As an aside, there are lovely views of the sea and nature reserve in the distance from the tees of thirteen and fourteen.
The fifteenth is the longest par 3 on the golf course at approximately 220 yards with three bunkers fronting the green and gorse off to the right. The tee shot plays over a slight valley to the green. I think it is the best hole on the golf course.
The sixteenth is a nice long par 4 of 460 yards that falls down from the tee but rises back to the green which is two tiered. The green makes the hole. Either the sixteenth or the fourteenth is the second best hole on the golf course.
Another longer par 4 follows with a green that has a false front that is not too difficult to judge. It does have three bunkers fronting the green. You are out of the dunes for this hole and you immediately wish you had one more hole in them.
I like the finishing hole with the slightly blind tee shot and out of bounds on the left due to the road. The green has four bunkers and swales fronting it. If the green had more interesting contours to it, then it could be a very good finish to the round.
The stretch of holes from 11 to 16 are memorable enough that a visit to Pyle and Kenfig will be satisfying. It is not a golf course that one would go out of their way to play for six holes that are good but not great. There are another three holes also above average. There are wonderful views.
As stated earlier, if the club truly wanted to invest in the course, adding another 75-100 yards but more importantly if they created more challenging and interesting green complexes, brought native vegetation closer in play and narrow the fairways primarily on the front nine, they would improve both the visual and strategic elements to the course. If so, they could certainly have a top five golf course in Wales.
As it is presented today, the better views and interest are looking off the golf course instead of on the golf course.
I agree with most of what’s already been written here. Six holes are top-notch then the rest vary between good and boring. Near the road the turf doesn’t feel like a links course, and the 10th and 18th fairways were basically flooded after heavy rain. Okay there’s a stream there but that gathering of water wouldn’t happen if the ground was sandy and bouncy.
It's still playable and there’s fun to be had but P&K won’t prove the highlight of many trips. During the front nine we were more interested in gazing towards the dunes on the back. There’s a lot of bracken over there which in Autumn turned a striking red, really giving it a unique and wild look. Walking from the 10th to the 11th there is such a marked change in scenery and vibe. If only they’d built both nines over there!

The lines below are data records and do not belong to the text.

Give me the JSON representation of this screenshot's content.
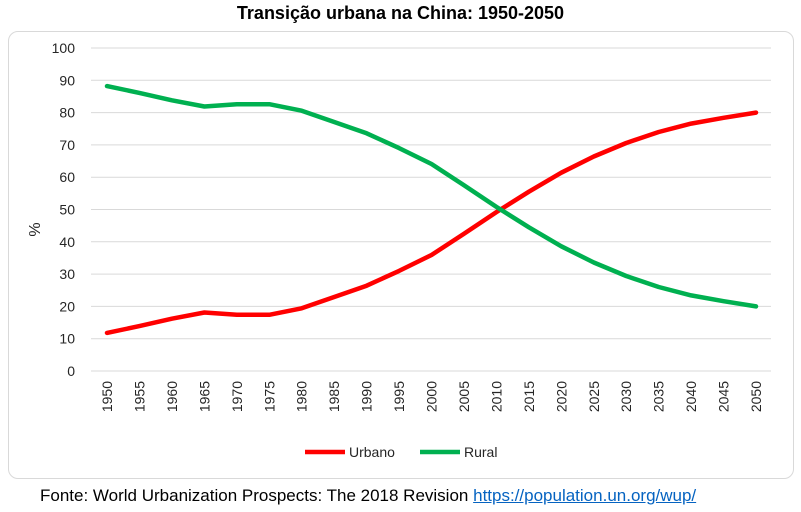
{
  "source": {
    "text": "Fonte: World Urbanization Prospects: The 2018 Revision",
    "link": "https://population.un.org/wup/"
  },
  "chart_data": {
    "type": "line",
    "title": "Transição urbana na China: 1950-2050",
    "xlabel": "",
    "ylabel": "%",
    "ylim": [
      0,
      100
    ],
    "yticks": [
      0,
      10,
      20,
      30,
      40,
      50,
      60,
      70,
      80,
      90,
      100
    ],
    "grid": true,
    "legend": "bottom",
    "x": [
      "1950",
      "1955",
      "1960",
      "1965",
      "1970",
      "1975",
      "1980",
      "1985",
      "1990",
      "1995",
      "2000",
      "2005",
      "2010",
      "2015",
      "2020",
      "2025",
      "2030",
      "2035",
      "2040",
      "2045",
      "2050"
    ],
    "series": [
      {
        "name": "Urbano",
        "color": "#ff0000",
        "values": [
          11.8,
          13.9,
          16.2,
          18.1,
          17.4,
          17.4,
          19.4,
          22.9,
          26.4,
          31.0,
          35.9,
          42.5,
          49.2,
          55.5,
          61.4,
          66.4,
          70.6,
          74.0,
          76.6,
          78.4,
          80.0
        ]
      },
      {
        "name": "Rural",
        "color": "#00b050",
        "values": [
          88.2,
          86.1,
          83.8,
          81.9,
          82.6,
          82.6,
          80.6,
          77.1,
          73.6,
          69.0,
          64.1,
          57.5,
          50.8,
          44.5,
          38.6,
          33.6,
          29.4,
          26.0,
          23.4,
          21.6,
          20.0
        ]
      }
    ]
  }
}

It’s also a fair bit tougher over that side as wayward shots will find uneven lies. I had major trouble on the 13th, do not try and cut that dogleg. I didn’t but stuck one on the inside anyway. The par 3 15th is a bit of a redan, you can feed the ball from the right and around a bunker. The greens in that part were more interesting too but they were in good condition all over to be fair, apart from some expected puddles.

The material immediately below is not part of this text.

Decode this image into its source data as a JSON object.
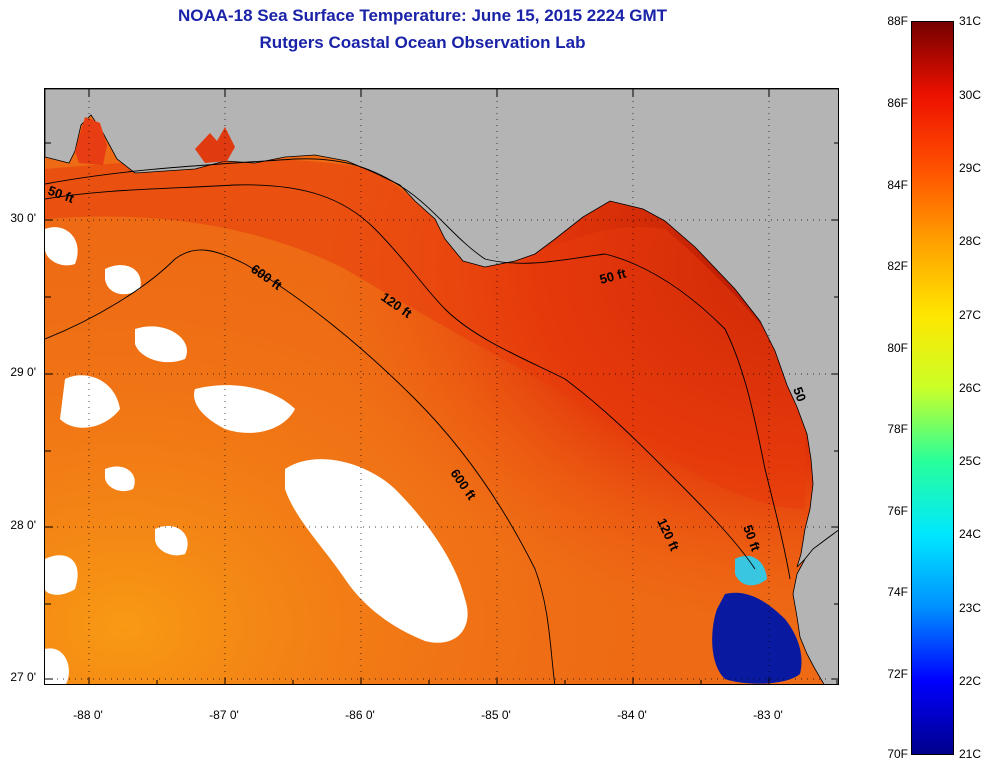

Overall, if planning a Welsh trip I wouldn’t prioritise Pyle & Kenfig but if it works out to be convenient, sure, go for it. In warmer, drier conditions the front nine would likely be more fun as well, it’s fairly wide so I’m sure you would enjoy bombing tee shots and watching them roll out.
10 day trip to Wales in July with my annual UK/Ireland regulars, P&K was first up, and perfect for first off the plane. Gentle front nice and lovely links in the dunes on the back. Pleasant ambiance, nice welcome, good caddies.nice way to start the trip. Try it!